New book to catalogue and celebrate Shaetlan language

A new, bilingual book dedicated to Shaetlan hopes to “put the language on the map”.

Written by linguistics academic Viveka Velupillai and native Shaetlan speaker Roy Mullay, Shaetlan: A young language wi aald røts is currently being printed, according to an announcement by publishers and cultural charity I Hear Dee this afternoon (Sunday).

“It is written to be accessible for the general public and especially for the Shaetlan mother tongue speakers, but in such a way that it will also be useful for the linguistic community,” the publishers wrote.
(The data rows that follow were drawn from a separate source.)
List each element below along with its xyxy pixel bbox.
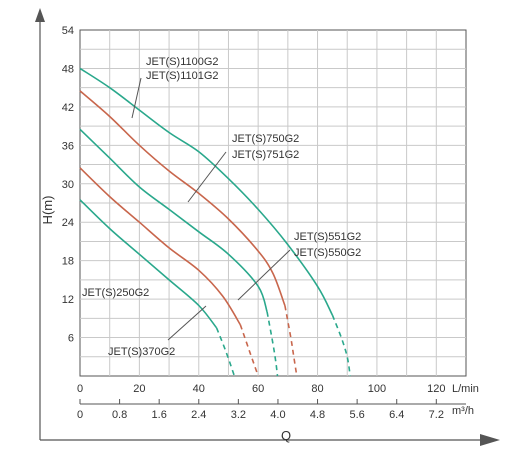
curves: [79, 67, 351, 377]
x-tick-label: 40: [193, 383, 205, 395]
x2-tick-label: 2.4: [191, 409, 206, 421]
y-tick-label: 18: [62, 256, 74, 268]
y-axis-title: H(m): [40, 196, 55, 225]
annotation-leaders: [131, 77, 291, 341]
x2-tick-label: 3.2: [231, 409, 246, 421]
annotation-leader-2: [237, 249, 291, 301]
series-curve-1: [79, 90, 286, 306]
x-tick-label: 60: [252, 383, 264, 395]
x-tick-label: 120: [427, 383, 445, 395]
y-tick-label: 30: [62, 179, 74, 191]
m3h-tick-marks: [79, 399, 437, 404]
model-label-1101: JET(S)1101G2: [146, 70, 219, 82]
x-tick-label: 0: [77, 383, 83, 395]
x2-tick-label: 4.8: [310, 409, 325, 421]
series-curve-dashed-3: [239, 324, 259, 377]
x-tick-labels-lmin: 0 20 40 60 80 100 120: [77, 383, 446, 395]
x2-tick-label: 0: [77, 409, 83, 421]
y-tick-label: 42: [62, 102, 74, 114]
series-curve-dashed-2: [266, 311, 279, 377]
x2-tick-label: 7.2: [429, 409, 444, 421]
y-tick-label: 48: [62, 63, 74, 75]
x2-tick-label: 5.6: [349, 409, 364, 421]
series-curve-2: [79, 128, 268, 313]
y-tick-label: 6: [68, 333, 74, 345]
y-axis-arrow: [35, 8, 45, 22]
series-curve-dashed-5: [215, 327, 236, 377]
series-curve-dashed-1: [284, 305, 298, 377]
x-axis-arrow: [480, 434, 500, 446]
series-curve-3: [79, 167, 241, 326]
model-label-250: JET(S)250G2: [82, 287, 149, 299]
annotation-leader-1: [187, 151, 227, 203]
x-axis-title: Q: [281, 428, 291, 443]
model-label-751: JET(S)751G2: [232, 149, 299, 161]
model-label-370: JET(S)370G2: [108, 346, 175, 358]
x-tick-labels-m3h: 0 0.8 1.6 2.4 3.2 4.0 4.8 5.6 6.4 7.2: [77, 409, 444, 421]
series-curve-0: [79, 67, 334, 316]
grid: [80, 30, 466, 376]
x-tick-label: 80: [311, 383, 323, 395]
annotation-leader-3: [167, 305, 207, 341]
model-label-750: JET(S)750G2: [232, 133, 299, 145]
x-tick-label: 20: [133, 383, 145, 395]
x2-tick-label: 1.6: [152, 409, 167, 421]
model-label-1100: JET(S)1100G2: [146, 56, 219, 68]
y-tick-label: 36: [62, 140, 74, 152]
y-tick-label: 12: [62, 294, 74, 306]
series-curve-5: [79, 199, 218, 329]
y-tick-label: 54: [62, 25, 74, 37]
x-unit-m3h: m³/h: [452, 405, 474, 417]
x2-tick-label: 0.8: [112, 409, 127, 421]
y-tick-labels: 54 48 42 36 30 24 18 12 6: [62, 25, 74, 345]
annotation-leader-0: [131, 77, 142, 119]
x-tick-label: 100: [368, 383, 386, 395]
model-label-550: JET(S)550G2: [294, 247, 361, 259]
model-label-551: JET(S)551G2: [294, 231, 361, 243]
x-unit-lmin: L/min: [452, 383, 479, 395]
y-tick-label: 24: [62, 217, 74, 229]
x2-tick-label: 6.4: [389, 409, 404, 421]
series-curve-dashed-0: [331, 314, 351, 377]
x2-tick-label: 4.0: [270, 409, 285, 421]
The book is largely bilingual except for seven essays by mother tongue speakers of Shaetlan. Those contributors include author and former chief executive of the Shetland Fishermen’s Association, John Goodlad, tour guide Hazel Adamson, artist and curator Helen Balfour and crofter Ronnie Eunson.

Shaetlan: A young language wi aald røts has already been received reviewed enthusiastically by linguistic academics from Boston to Cape Town.

Conchúr Ó Giollagáin, the University of the Highlands and Islands’ foremost Gaelic expert, called it “long overdue” and “an invaluable resource”.

I Hear Dee have long campaigned for Shaetlan — formally a dialect of Scots — to be officially recognised as a language. Their previous publications by the same authors include an interactive dictionary.